Products made by Chinese telecom giant Huawei contain a range of flaws that make it more vulnerable to cyber attacks than that of its competitors, according to a new study (pdf) by cybersecurity experts.
The research, published on June 26 by cybersecurity firm Finite State, analyzed around 10,000 firmware images supporting over 550 devices within Huawei’s enterprise network product lines, and found 55 percent of them to contain at least one potential backdoor. Firmware is software that allows hardware to run in a computer.
Such potential backdoors could allow Huawei or a malicious attacker to hack into the gear, the report said.
It concluded that “Huawei devices quantitatively pose a high risk to their users.”
“In virtually all categories we examined, Huawei devices were found to be less secure than those from other vendors making similar devices,” the report added.
On average there were 102 known vulnerabilities in each Huawei device tested, the study said, adding that the highest number of vulnerabilities detected in one firmware was 1,419.
The report also said Huawei engineers “systematically” made poor security decisions in the devices tested.
“Despite Huawei’s claims about investing in security, they appear to be behind the rest of the industry in almost every respect,” Matt Wyckhouse, founder of Finite State, said in a June 26 statement.
“This overall weak security posture is concerning and obviously increases the security risks associated with use of Huawei devices.”
The report did not consider whether the security flaws were intentionally or accidentally introduced.
An unnamed White House official who reviewed the report told the Wall Street Journal that the study “supports our assessment that since 2009, Huawei has maintained covert access to some of the systems it has installed for international customers.”
“Huawei does not disclose this covert access to customers nor local governments.
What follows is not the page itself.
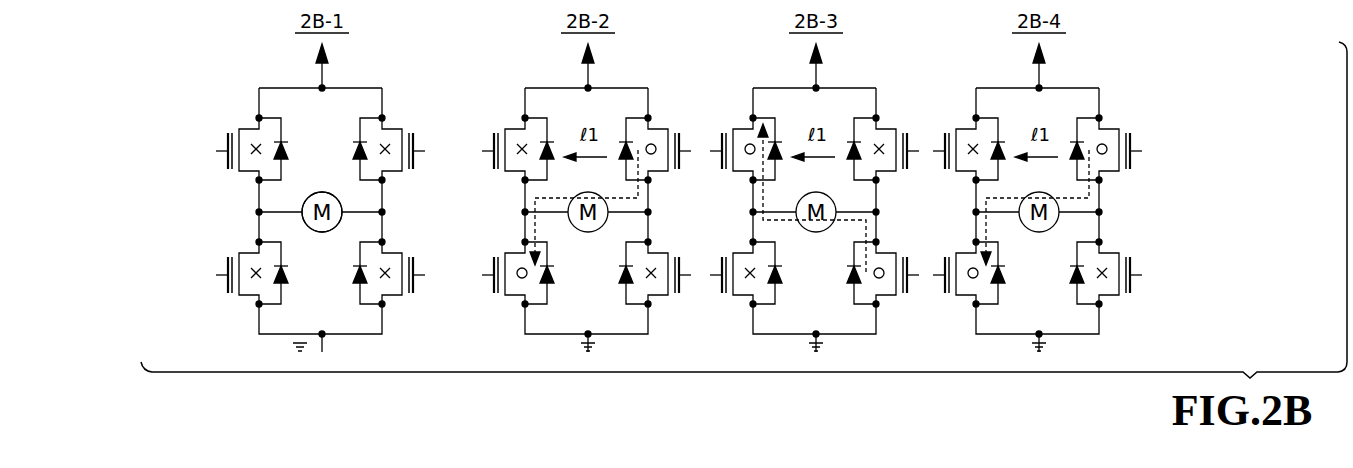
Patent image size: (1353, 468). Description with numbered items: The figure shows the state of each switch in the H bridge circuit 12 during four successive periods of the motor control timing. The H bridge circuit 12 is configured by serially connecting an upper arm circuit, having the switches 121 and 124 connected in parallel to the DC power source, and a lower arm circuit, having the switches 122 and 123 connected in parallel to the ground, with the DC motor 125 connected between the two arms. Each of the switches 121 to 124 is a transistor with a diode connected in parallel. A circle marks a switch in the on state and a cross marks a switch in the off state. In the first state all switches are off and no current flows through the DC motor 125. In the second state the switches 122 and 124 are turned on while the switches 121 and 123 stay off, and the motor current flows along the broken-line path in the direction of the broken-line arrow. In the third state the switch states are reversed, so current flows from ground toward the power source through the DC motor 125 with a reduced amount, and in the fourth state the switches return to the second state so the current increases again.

This covert access enables Huawei to record information and modify databases on those local systems,” the official added.
Wyckhouse said that the finding was “particularly concerning given Huawei’s dominance on the eve of 5G implementation,” and suggested that governments rolling out 5G networks take these risks into account.
“Fundamentally, policymakers should be making data-driven decisions about which risks they are, and are not, willing to take,” he said.
A Huawei official told the Wall Street Journal that it couldn’t comment on the specifics of research because it wasn’t shared in full with the company.
The findings add to the growing security concerns held by Western officials, lawmakers, and experts, who say that Huawei’s equipment could be sued for espionage or to disrupt communication networks.
The company, the world’s dominant supplier of 5G network equipment, has been banned or restricted from supplying technology for the 5G networks in the United States, Australia, New Zealand, and Japan.
On June 25, the U.S. Senate Foreign Relations Committee passed a resolution on a voice vote recognizing Huawei and its Chinese counterpart ZTE as a national security threat.
In May, the U.S. administration put the telecom provider and 69 of its subsidiaries on a trade blacklist on security grounds, effectively banning it from doing business with U.S. firms.
Meanwhile, the company is also fighting two federal indictments in the United States. In the first case, the Justice Department accuses Huawei of stealing trade secrets from U.S. mobile provider T-Mobile, while the second indictment charges the company in relation to violations of U.S. sanctions against Iran.
A U.K. government cybersecurity watchdog, in a March report, criticized the Chinese tech giant for “serious and systematic defects in Huawei’s software engineering and cyber security competence.”
The report added that the watchdog no longer had confidence in Huawei’s ability to address these “underlying defects,” despite the company’s pledge to spend more than $2 billion fixing them.
A British cybersecurity official recently said that Huawei’s security is “shoddy” and “objectively worse” compared to its international rivals.
“Huawei as a company builds stuff very differently to their Western counterparts. Part of that is because of how quickly they’ve grown up, part of it could be cultural—who knows,” Ian Levy, Technical Director of Britain’s National Cyber Security Centre, said at a June conference in London, Reuters reported.
In a June 25 conference in London, Woody Johnson, the U.S. ambassador to the U.K., warned Britain against allowing Huawei to build its 5G network.
“It’s like letting a kleptomaniac move into your house,” he said, The Times reported.